Enfin, Stéphane Breault recommande de ne pas vouloir aller trop vite, car le développement prend du temps. « Si on veut devenir le plus gros d'un créneau en deux ou trois ans, c'est impossible, selon lui. Tout ce qui pousse trop vite stagne rapidement. La franchise est un projet de moyen et long termes.»

Chez Cora, ou comment faire croître son entreprise en développant des franchises

Faut-il opter pour la franchise afin de faire croître une entreprise? Oui, si la formule peut fonctionner en dehors de son marché d'origine, répond Cora Tsouflidou, fondatrice de la chaîne de restaurants Chez Cora.

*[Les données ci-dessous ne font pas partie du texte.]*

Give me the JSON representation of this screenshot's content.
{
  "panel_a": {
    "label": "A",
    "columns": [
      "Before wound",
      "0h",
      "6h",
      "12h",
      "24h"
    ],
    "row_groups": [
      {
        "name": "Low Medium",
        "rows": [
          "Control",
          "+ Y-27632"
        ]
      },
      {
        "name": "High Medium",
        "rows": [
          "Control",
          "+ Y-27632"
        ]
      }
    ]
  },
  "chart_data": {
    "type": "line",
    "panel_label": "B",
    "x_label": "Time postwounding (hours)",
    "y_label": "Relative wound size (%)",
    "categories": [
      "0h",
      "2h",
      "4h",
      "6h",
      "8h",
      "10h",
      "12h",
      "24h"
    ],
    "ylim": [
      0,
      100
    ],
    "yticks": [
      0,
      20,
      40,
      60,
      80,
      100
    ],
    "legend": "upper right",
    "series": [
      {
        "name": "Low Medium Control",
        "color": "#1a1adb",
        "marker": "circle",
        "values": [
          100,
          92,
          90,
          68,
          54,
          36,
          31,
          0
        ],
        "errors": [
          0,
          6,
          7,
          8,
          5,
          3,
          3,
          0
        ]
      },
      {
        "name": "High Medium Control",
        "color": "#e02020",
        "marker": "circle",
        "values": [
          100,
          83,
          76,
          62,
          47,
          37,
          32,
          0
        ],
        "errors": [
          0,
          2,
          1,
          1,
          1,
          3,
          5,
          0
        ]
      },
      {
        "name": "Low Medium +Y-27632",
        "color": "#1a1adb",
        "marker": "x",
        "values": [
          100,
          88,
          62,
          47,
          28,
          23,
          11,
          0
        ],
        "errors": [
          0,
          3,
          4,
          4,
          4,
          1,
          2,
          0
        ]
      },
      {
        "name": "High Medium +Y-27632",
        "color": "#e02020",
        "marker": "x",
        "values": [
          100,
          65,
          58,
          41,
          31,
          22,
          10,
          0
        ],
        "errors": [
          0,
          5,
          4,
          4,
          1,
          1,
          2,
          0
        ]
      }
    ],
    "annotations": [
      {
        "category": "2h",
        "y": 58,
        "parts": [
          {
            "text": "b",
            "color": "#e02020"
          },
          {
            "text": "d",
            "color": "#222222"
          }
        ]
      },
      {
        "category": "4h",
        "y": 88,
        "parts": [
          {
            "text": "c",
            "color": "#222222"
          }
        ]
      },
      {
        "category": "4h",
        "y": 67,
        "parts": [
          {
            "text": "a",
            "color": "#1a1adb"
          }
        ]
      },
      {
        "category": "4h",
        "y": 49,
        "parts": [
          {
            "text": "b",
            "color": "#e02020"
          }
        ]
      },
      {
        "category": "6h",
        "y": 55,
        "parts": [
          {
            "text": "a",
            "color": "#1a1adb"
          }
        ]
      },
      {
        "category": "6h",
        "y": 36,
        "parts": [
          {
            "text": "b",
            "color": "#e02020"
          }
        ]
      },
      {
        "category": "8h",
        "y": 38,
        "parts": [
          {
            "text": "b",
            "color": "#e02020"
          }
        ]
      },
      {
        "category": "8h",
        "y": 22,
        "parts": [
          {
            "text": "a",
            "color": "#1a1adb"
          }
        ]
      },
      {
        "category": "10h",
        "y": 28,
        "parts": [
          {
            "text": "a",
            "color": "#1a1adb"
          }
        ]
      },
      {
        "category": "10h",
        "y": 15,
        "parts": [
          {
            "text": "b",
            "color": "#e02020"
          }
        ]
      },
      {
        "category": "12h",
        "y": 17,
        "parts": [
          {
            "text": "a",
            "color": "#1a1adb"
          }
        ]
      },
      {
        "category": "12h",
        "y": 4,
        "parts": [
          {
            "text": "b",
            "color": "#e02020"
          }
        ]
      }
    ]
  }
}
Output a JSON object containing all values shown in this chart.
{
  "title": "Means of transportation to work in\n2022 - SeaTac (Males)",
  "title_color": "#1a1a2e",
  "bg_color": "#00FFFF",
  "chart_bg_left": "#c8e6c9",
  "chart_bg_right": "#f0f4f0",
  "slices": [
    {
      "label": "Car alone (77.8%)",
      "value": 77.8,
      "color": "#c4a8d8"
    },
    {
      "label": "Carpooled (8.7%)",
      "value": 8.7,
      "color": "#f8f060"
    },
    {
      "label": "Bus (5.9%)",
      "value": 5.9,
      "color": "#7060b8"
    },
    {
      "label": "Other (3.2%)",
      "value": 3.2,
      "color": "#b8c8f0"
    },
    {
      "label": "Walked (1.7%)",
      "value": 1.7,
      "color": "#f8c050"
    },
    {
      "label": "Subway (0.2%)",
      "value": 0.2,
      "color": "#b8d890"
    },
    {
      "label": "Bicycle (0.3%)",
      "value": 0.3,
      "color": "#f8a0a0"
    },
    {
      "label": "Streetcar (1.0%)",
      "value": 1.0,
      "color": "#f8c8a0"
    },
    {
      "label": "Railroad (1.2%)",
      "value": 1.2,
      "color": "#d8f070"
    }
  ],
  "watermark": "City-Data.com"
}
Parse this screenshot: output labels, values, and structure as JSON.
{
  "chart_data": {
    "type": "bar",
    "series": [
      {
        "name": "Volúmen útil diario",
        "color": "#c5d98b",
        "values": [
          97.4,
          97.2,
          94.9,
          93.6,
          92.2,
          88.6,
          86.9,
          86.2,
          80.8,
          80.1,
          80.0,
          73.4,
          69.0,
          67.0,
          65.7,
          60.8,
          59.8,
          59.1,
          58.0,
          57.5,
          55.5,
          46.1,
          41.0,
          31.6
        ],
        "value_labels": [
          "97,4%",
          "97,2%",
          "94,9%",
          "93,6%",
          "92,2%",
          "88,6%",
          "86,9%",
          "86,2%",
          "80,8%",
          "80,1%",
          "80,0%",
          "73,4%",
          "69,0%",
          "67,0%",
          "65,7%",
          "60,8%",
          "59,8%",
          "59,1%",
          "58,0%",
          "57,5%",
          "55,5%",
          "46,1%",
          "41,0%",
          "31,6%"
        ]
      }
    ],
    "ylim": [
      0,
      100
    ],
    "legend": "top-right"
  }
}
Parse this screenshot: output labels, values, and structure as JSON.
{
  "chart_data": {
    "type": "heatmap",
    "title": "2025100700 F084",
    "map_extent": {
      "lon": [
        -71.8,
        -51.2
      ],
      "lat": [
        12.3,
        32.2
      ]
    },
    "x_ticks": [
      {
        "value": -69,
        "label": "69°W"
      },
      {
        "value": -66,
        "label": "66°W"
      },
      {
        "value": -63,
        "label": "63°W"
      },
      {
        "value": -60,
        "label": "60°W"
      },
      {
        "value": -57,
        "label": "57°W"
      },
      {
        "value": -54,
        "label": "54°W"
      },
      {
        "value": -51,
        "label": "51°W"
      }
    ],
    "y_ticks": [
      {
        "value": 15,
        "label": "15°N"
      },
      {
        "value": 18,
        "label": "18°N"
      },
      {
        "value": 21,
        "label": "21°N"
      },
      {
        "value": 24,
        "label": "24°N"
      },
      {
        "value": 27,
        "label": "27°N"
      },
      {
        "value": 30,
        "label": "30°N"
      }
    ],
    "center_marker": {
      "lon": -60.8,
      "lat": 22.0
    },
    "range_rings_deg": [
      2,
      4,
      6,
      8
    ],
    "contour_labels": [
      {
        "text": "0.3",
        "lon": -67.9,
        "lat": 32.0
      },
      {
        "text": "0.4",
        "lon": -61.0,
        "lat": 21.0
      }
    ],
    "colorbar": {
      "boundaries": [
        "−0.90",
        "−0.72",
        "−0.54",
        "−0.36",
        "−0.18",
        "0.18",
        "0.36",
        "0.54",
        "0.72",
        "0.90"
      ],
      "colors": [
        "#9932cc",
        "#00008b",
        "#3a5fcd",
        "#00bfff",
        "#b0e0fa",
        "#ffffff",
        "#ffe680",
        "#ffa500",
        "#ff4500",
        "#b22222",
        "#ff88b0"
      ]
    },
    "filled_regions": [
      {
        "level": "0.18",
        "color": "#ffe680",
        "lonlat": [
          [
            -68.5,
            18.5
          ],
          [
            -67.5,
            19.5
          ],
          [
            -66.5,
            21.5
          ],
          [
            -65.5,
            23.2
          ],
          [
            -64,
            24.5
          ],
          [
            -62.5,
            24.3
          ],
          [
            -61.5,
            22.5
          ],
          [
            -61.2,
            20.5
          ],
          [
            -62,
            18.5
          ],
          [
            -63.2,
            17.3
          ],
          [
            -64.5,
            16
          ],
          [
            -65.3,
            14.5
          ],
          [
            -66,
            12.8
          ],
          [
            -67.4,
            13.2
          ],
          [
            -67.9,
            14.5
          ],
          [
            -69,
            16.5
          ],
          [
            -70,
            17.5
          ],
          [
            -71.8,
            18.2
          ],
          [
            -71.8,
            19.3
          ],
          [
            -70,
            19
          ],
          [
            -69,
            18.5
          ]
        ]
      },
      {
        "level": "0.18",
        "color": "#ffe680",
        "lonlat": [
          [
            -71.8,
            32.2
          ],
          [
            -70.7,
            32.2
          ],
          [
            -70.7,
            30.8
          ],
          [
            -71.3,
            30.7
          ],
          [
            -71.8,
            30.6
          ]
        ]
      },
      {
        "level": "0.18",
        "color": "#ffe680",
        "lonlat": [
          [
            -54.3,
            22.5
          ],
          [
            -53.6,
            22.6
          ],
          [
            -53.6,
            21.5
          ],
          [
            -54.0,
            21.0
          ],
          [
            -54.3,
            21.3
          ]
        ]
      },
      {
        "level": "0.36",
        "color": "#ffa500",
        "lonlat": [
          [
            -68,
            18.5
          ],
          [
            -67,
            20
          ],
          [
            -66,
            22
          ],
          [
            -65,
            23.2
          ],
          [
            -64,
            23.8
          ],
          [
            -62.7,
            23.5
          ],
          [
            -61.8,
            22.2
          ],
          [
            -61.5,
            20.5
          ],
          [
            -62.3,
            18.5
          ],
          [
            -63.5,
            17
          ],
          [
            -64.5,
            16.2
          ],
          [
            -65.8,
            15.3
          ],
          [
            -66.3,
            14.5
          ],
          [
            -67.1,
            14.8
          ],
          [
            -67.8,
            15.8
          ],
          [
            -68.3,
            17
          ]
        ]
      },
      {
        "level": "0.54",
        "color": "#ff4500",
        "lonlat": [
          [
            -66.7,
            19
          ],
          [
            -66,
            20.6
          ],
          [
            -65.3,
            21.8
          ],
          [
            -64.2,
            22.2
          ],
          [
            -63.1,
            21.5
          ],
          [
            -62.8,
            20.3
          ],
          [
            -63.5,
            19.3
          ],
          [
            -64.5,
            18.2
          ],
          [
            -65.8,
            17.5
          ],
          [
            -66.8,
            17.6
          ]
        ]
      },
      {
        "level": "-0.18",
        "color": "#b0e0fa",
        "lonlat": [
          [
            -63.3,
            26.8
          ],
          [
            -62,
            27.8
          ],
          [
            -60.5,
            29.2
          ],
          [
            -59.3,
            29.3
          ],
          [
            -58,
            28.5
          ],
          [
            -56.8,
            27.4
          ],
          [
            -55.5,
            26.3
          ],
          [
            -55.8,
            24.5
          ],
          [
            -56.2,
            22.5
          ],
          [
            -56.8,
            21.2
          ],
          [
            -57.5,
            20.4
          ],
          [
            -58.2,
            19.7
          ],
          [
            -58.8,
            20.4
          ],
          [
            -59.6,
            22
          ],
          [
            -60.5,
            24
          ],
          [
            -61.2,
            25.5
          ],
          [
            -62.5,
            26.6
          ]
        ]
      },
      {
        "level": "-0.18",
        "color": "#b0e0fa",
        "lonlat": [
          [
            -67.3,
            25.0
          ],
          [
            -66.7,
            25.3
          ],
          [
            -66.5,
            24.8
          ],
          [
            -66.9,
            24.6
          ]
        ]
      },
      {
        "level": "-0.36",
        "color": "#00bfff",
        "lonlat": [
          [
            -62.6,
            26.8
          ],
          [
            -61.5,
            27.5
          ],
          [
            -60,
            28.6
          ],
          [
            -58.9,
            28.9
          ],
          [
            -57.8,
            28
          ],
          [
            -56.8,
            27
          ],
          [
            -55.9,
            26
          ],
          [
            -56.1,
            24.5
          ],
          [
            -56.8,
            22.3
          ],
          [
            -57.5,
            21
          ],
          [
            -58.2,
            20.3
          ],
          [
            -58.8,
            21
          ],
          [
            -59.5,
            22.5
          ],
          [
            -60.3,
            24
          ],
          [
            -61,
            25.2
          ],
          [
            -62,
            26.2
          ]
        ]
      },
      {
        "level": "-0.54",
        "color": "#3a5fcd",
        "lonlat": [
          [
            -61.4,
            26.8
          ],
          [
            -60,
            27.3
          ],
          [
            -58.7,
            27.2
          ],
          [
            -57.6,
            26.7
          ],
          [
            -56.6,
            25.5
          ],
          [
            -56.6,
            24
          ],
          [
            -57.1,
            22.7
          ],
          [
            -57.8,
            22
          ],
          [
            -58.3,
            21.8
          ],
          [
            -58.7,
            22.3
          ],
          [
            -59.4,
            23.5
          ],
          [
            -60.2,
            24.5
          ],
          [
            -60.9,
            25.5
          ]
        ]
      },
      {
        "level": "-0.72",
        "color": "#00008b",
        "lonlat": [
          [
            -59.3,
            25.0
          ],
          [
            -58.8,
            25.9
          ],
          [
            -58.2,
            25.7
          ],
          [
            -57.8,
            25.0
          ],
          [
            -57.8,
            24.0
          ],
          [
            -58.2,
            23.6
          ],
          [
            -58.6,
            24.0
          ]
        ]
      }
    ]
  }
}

La chaîne de restaurants spécialisée dans les déjeuners, qui célèbre cette année son 25e anniversaire, compte 130 établissements au Canada. Son objectif est d'en ouvrir 200 au total. Elle sert 30 000 clients par jour, à raison de 10 à 12 $ par repas.

Mme Tsouflidou n'avait jamais pensé à franchiser Chez Cora. «J'avais neuf restaurants corporatifs dans trois marchés au début des années 1990, se souvient-elle. Quelqu'un m'a demandé une franchise, mais je n'étais pas renseignée sur le sujet. J'ai découvert une extraordinaire façon de prendre de l'expansion.»

Le grand défi de la propriétaire de la chaîne de restaurant, outre la croissance de l'entreprise, a été de trouver les franchisés.

«L'incontournable difficulté est de trouver la personne qui prendra la recette et la fera fonctionner, raconte Mme Tsouflidou. Tout le monde rêve de gérer un restaurant, mais beaucoup se rendent compte qu'il y a une foule de détails à maîtriser pendant la visite de 45 minutes d'un client. Ces personnes ont-elles le charisme, le leadership et la discipline pour exploiter un restaurant?»

La chaîne reçoit cinq cents par dollar encaissé, elle a donc tout intérêt à ce que les personnes qui prennent la responsabilité d'une franchise Chez Cora soient efficaces et qu'elles respectent les règles que Cora Tsouflidou a édictées.